Uno de los casos más sobresalientes es el del joven gaditano David Rodríguez, que para los ‘instagrameros’ se llama @davidrodriguee. Este joven gaditano atesora a sus 21 años más de 50.000 seguidores y sube por días. De hecho, en una semna ha subido en casi 5.000 seguidores, por lo que cuando llegue este artículo a manos del lector esta cifra puede haber quedado superada con creces. El caso de David Rodríguez es un buen ejemplo de cómo un joven interesado por la moda y la imagen, que se abre una cuenta por diversión y que acaba ganando un sueldo (y de los buenos) con esta afición que se ha convertido en un trabajo.

En el mundo de la moda femenina destaca también una gaditana, África Benítez, a la que tendrán que buscar en Instagram como @icabenitez, que ya va por 26.500 seguidores y subiendo. Sus posados tienen escenarios de lo más reconocibles para cualquier gaditano: del Paseo Marítimo a la Avenida, pero también muchos interiores. Y sobre todo, muchos productos, regalados ahora que es un buen reclamo por las marcas interesadas en venderlos.

ParaÁfrica Benítez sigue siendo un entretenimiento, dedicada a una profesión que nada tiene que ver con este gran escaparate virtual. Es trabajadora social y tiene a su cargo a un grupo de ayuda a domicilio que atiende a personas necesitadas en Cádiz. Por la mañana atiende a sus usuarios y por las tardes se dedica, cuando puede, a subir fotos bonitas a Instagram.

La tableta de chocolate vende

Pero el universo Instagram es mucho más que moda y belleza.

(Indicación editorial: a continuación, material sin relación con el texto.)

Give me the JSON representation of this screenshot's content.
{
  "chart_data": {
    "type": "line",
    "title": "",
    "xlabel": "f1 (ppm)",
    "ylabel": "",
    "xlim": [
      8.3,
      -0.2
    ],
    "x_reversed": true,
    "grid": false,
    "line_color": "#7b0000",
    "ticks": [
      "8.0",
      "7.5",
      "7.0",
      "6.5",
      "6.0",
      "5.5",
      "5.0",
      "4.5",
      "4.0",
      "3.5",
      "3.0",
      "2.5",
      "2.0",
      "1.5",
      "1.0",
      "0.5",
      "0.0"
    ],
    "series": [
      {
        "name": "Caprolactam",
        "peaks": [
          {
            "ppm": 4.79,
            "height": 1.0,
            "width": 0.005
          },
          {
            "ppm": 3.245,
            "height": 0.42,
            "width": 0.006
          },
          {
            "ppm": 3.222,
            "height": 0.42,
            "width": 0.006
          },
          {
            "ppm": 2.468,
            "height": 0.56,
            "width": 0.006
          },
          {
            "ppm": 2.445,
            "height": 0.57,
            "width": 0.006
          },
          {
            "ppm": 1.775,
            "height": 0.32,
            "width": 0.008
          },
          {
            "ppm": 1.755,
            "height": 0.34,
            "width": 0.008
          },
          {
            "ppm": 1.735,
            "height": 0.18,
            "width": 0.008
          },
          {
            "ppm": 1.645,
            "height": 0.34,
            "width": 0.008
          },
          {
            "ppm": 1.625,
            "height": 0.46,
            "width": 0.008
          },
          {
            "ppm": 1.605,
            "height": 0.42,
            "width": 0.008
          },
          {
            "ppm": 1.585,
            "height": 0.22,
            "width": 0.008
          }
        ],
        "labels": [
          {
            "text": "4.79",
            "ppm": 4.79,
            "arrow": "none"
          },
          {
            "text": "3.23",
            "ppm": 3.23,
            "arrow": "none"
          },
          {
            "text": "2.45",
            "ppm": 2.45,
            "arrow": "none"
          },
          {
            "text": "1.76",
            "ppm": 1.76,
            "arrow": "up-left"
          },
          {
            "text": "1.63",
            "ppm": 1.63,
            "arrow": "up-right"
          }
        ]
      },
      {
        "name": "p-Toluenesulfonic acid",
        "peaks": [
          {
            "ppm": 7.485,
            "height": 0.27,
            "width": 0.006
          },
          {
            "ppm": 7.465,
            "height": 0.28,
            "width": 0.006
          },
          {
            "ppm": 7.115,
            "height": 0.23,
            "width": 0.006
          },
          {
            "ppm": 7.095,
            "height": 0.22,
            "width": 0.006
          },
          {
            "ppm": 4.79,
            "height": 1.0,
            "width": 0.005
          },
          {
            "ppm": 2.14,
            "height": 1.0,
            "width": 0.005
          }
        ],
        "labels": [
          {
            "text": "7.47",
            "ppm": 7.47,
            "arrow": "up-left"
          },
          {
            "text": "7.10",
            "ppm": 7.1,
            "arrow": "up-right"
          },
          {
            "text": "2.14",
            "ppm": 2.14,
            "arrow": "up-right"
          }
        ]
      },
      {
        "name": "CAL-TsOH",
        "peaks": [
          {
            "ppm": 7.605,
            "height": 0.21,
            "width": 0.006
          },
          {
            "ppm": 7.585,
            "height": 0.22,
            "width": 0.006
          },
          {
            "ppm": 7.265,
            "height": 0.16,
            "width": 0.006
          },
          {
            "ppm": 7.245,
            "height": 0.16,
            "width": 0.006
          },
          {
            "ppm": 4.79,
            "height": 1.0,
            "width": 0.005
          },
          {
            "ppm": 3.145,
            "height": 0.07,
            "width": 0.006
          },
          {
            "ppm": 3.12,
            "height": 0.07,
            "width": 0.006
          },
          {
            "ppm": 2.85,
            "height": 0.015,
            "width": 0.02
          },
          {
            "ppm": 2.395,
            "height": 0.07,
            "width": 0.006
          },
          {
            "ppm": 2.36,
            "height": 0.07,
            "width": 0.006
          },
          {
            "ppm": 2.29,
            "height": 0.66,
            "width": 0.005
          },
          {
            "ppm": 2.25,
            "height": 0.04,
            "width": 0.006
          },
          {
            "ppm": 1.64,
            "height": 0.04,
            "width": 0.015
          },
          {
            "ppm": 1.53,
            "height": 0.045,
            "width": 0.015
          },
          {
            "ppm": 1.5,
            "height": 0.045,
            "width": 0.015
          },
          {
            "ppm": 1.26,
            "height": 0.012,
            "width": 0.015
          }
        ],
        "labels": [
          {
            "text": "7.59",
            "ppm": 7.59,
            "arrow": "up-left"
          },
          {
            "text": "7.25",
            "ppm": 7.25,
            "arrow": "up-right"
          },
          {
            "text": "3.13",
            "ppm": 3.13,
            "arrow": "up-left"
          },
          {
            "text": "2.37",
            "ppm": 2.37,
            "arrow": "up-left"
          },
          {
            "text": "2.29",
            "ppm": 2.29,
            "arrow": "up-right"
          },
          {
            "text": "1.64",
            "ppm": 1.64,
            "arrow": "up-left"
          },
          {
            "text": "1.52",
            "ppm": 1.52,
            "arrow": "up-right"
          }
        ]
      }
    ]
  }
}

La red ‘millenial’ es terreno fértil para ‘parkours’ y practicantes de la más variada gama deportiva, desde los tradicionales aparatos del gimnasio hasta la última modalidad llegada desde California.

Uno de ellos es @jasongoma (con casi 20.000 seguidores), que se presenta en su página de Facebook (donde acumula muchos menos seguidores, demostrando que este no es su campo) como un ‘martial arts tricker’, que podría traducirse como una nueva disciplina deportiva basada en ‘trucos’ derivados de las artes marciales. En su cuenta, cuelga vídeos de saltos y acrobacias, tanto en interiores como en espacios abiertos: su favorita es, como no, la playa de La Caleta.

Desde Villamartín al mundo

Una de las grandes ventajas que ofrece internet, así como Instagram, es que no tiene fronteras, es universal, por lo que está abierto a todos, independientemente de que vivas en el centro de Madrid o en mitad del campo, siempre que tengas acceso a internet. De hecho, una de las cuentas más seguidas en la provincia es la de @kenziejoanadysli, una alemana que vive en Villamartín y cuenta con más de 43.000 seguidores.

Organiza actividades y rutas a caballo, en las que graba videos para promocionar sus servicios entre el público alemán. Pero el mundo del caballo es otro microcosmos y ha encontrado en Instagram a más de cien mil seguidores de sus fotos, cuyo fondo casi siempre es un paisaje gaditano.

Hay otras cuentas más modestas. Son chicos y chicas que comenzaron por afición a colgar fotos personales, de sus amigos, de su familia, de sus mascotas y la cuenta fue creciendo. No tienen fines comerciales, aunque en muchas ocasiones, si llegan a un número considerable de seguidores, las marcas se ponen en contacto con ellos. Al principio, para regalarles productos a cambio de una promoción. Después, previa tarifa por anunciar el uso de cosméticos, ropa, calzado, entre otros obsequios. Este es el caso de @lauraredpas, @claudialanmore_ y de @romsraquel, entre otras muchas.